Penser l'adulte - Agir en formation - Faire la cité
Compte-rendu par Nathalie Muller Mirza, Université de Genève
Le 13 février 2026, une journée en hommage à Pierre Dominicé intitulée « Penser l’adulte ; agir en formation ; faire la cité » s’est tenue à l’Université de Genève. Avec plus de 200 inscriptions de personnes venant de Suisse et de toute l’Europe, ancrées dans différents contextes académiques et professionnels, le comité d’organisation – constitué par des proches collaborateurs et collaboratrices du professeur en sciences de l’éducation – a été à la fois surpris et ravi. La pensée de ce chercheur qui a tant contribué à la formation des adultes et aux approches biographiques en éducation est toujours bien vivante !
Pierre Dominicé est né à Genève. Il s’est formé entre Paris, New York, et Genève, où il effectue sa carrière universitaire. Il y obtient successivement une licence ès théologie, puis une licence ès psychologie, avant de soutenir un doctorat en sciences de l’éducation en 1976. Après avoir été assistant puis chargé d’enseignement, il est nommé professeur assistant en 1977, puis professeur ordinaire en 1983, avant de devenir professeur honoraire. Il a contribué de manière très active à de nombreuses instances universitaires et d’autres communautés en lien étroit avec la cité, à Genève et dans le monde.
Tout au long de la journée, les participant·es ont pu apprécier et expérimenter une notion clé, qui se trouve au cœur du parcours de Pierre Dominicé : l’engagement. Pierre en effet a contribué de manière originale à la vie universitaire, à travers ses recherches dans le champ de la formation des adultes et des histoires de vie. Ce qui le caractérisait, c’était une manière d’habiter l’université comme un lieu au service des enjeux de société. Que ce soit dans son rôle fondateur dans le secteur de la formation continue, dans les groupes de travail qu’il a créés, dans les réseaux qu’il a construits, dans les relations d’amitié et de collaboration qu’il a tissées bien au-delà des frontières.

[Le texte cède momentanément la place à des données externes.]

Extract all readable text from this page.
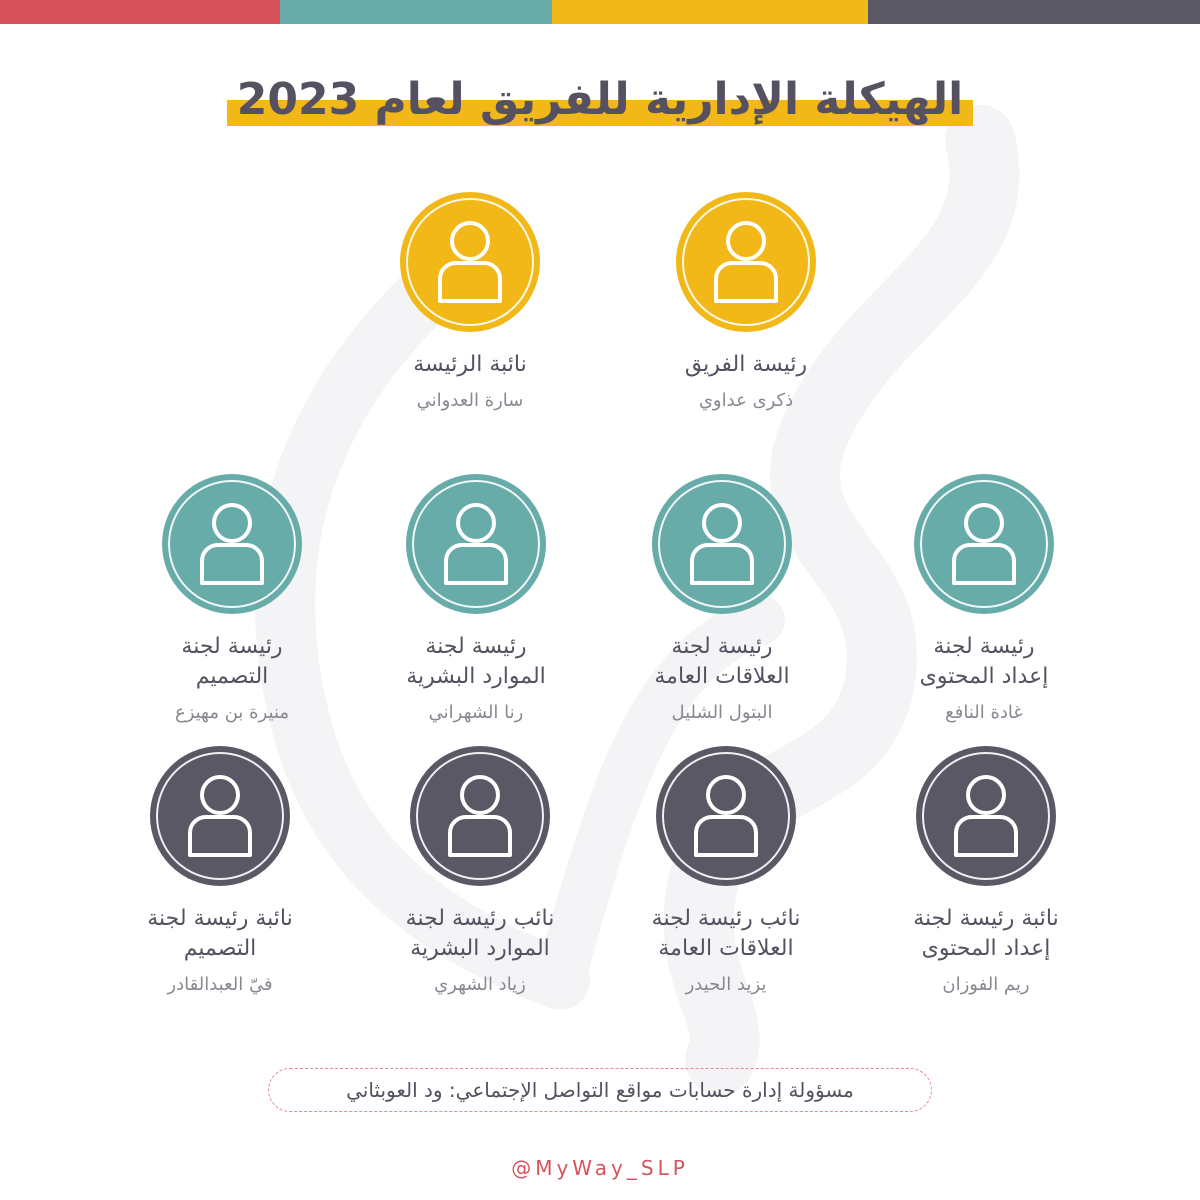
الهيكلة الإدارية للفريق لعام 2023
رئيسة الفريق
ذكرى عداوي
نائبة الرئيسة
سارة العدواني
رئيسة لجنة
إعداد المحتوى
غادة النافع
رئيسة لجنة
العلاقات العامة
البتول الشليل
رئيسة لجنة
الموارد البشرية
رنا الشهراني
رئيسة لجنة
التصميم
منيرة بن مهيزع
نائبة رئيسة لجنة
إعداد المحتوى
ريم الفوزان
نائب رئيسة لجنة
العلاقات العامة
يزيد الحيدر
نائب رئيسة لجنة
الموارد البشرية
زياد الشهري
نائبة رئيسة لجنة
التصميم
فيّ العبدالقادر
مسؤولة إدارة حسابات مواقع التواصل الإجتماعي: ود العوبثاني
@MyWay_SLP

Porté par des valeurs personnelles fortes, nourries de spiritualité et d’une certaine représentation de l’humain, Pierre a aussi été profondément « affecté » - au sens fort du terme - par son époque. Les années 1970 ont constitué un véritable laboratoire d’idées, de mises en réseau et de désirs d’agir. Avec d’autres intellectuel·les de sa génération, Pierre a cherché à lutter, à sa manière, contre toutes les formes d’endoctrinement. Il a ainsi durablement contribué à un effort de transformation sociale. Il s’agissait d’ouvrir l’éducation, la psychologie, la recherche en sciences humaines et sociales aux problématiques sociétales, et d’imaginer des voies transformatrices. On peut parler ici d’un engagement politique, au sens exigeant du terme. À travers les discussions et les exposés, l’engagement de Pierre Dominicé dans une épistémologie de la relation a également pu être mis en lumière. Dans le domaine de la recherche et de la formation, il s’agissait pour lui de penser des formes de collaboration où les personnes étaient toutes engagées ensemble dans un processus de compréhension, d’élaboration et de transformation.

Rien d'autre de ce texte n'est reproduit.